Posted by on April 26, 2015 in Blog, Uncategorized | Comments Off on Temple of the Tenth Muse

Temple of the Tenth Muse

My calls to Clio are going straight to voicemail. Erato won’t respond to my texts. Calliope? Don’t even ask. That’s why I’m visiting the Temple of the Tenth Muse. Espresso has almost never let me down. I have come to this sacred space with a question: “Where does inspiration come from?” I don’t really know. Right now I’m thinking it comes from absurdly strong coffee but let’s see what others say.

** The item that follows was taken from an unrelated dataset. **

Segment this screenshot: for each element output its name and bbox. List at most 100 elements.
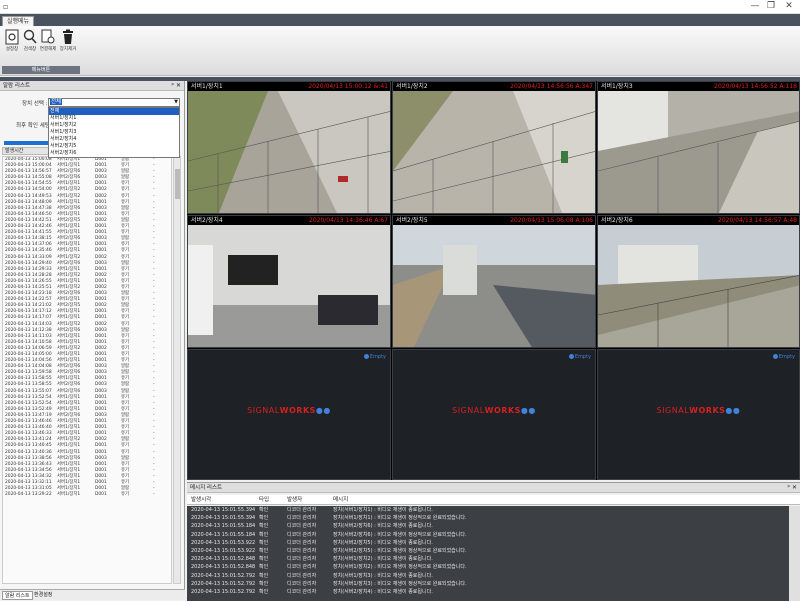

The Greeks believed that inspiration came from goddesses called muses. The muses were considered to be responsible for all human knowledge of science, literature and the arts in ancient culture. Artists and poets were thought to enter into a state of ecstasy or furor poeticus. During this mood of divine frenzy the artists were carried out of their minds and gained access to the transcendent thoughts of an individual goddess. Each goddess embodied a specific area of understanding or creativity.

If you’re in need of a Hellenic revelation just drive through the Lower Garden District and make an offering to: Calliope (Epic poetry), Clio (History), Erato (Love poetry), Euterpe (Song), Melpomene (Tragedy), Polymnia (Hymns), Terpsichore (Dance), Thalia (Comedy) and Urania (Astronomy).

In Christianity inspiration has been seen as a gift from the Holy Spirit. Christian theologians believe that the writers of scripture were taken over by the voice of God. This kept the text free from being influenced by a person’s mortal thoughts, which would have skewed the divine message.  Johann Sebastian Bach was a Christian composer who found his inspiration to create in the celebration of his faith. He saw music as a sacred art and has been quoted as saying: “Music’s only purpose should be the glory of God and the recreation of the human spirit.”

The Romantic poet Samuel Taylor Coleridge had a particularly fascinating view of where inspiration came from. In “The Eolian Harp” he likens the creation of a poem to the gentle acceptance and channeling of divine air currents. He seeks to find the divine within nature and establish humanity’s unity with nature. Here is an excerpt from The Eolian Harp:

     And what if all of animated nature

Be but organic Harps diversely framed,

That tremble into thought, as o’er them sweeps

Plastic and vast, one intellectual breeze,

At once the Soul of each, and God of all?

Sigmund Freud believed that artistic inspiration was mainly fueled by unresolved psychological turmoil within the psyche of the artist. He conceived this psychic chaos to be the product of early childhood trauma, the repression of erotic energy or the breakdown of the ego’s defense mechanisms. Sigmund also re-introduced the idea that artists have a special capacity to enter into a “poetic phrensy” in attempts to heal their own inner wounds.

Modern psychology is currently at a loss when it comes to understanding inspiration and perhaps this is for the best. Inspiration does not need to be measured nor medicated. It appears to come most naturally when our mind relinquishes conscious control and attunes itself to something more expansive. A double espresso probably can’t hurt either.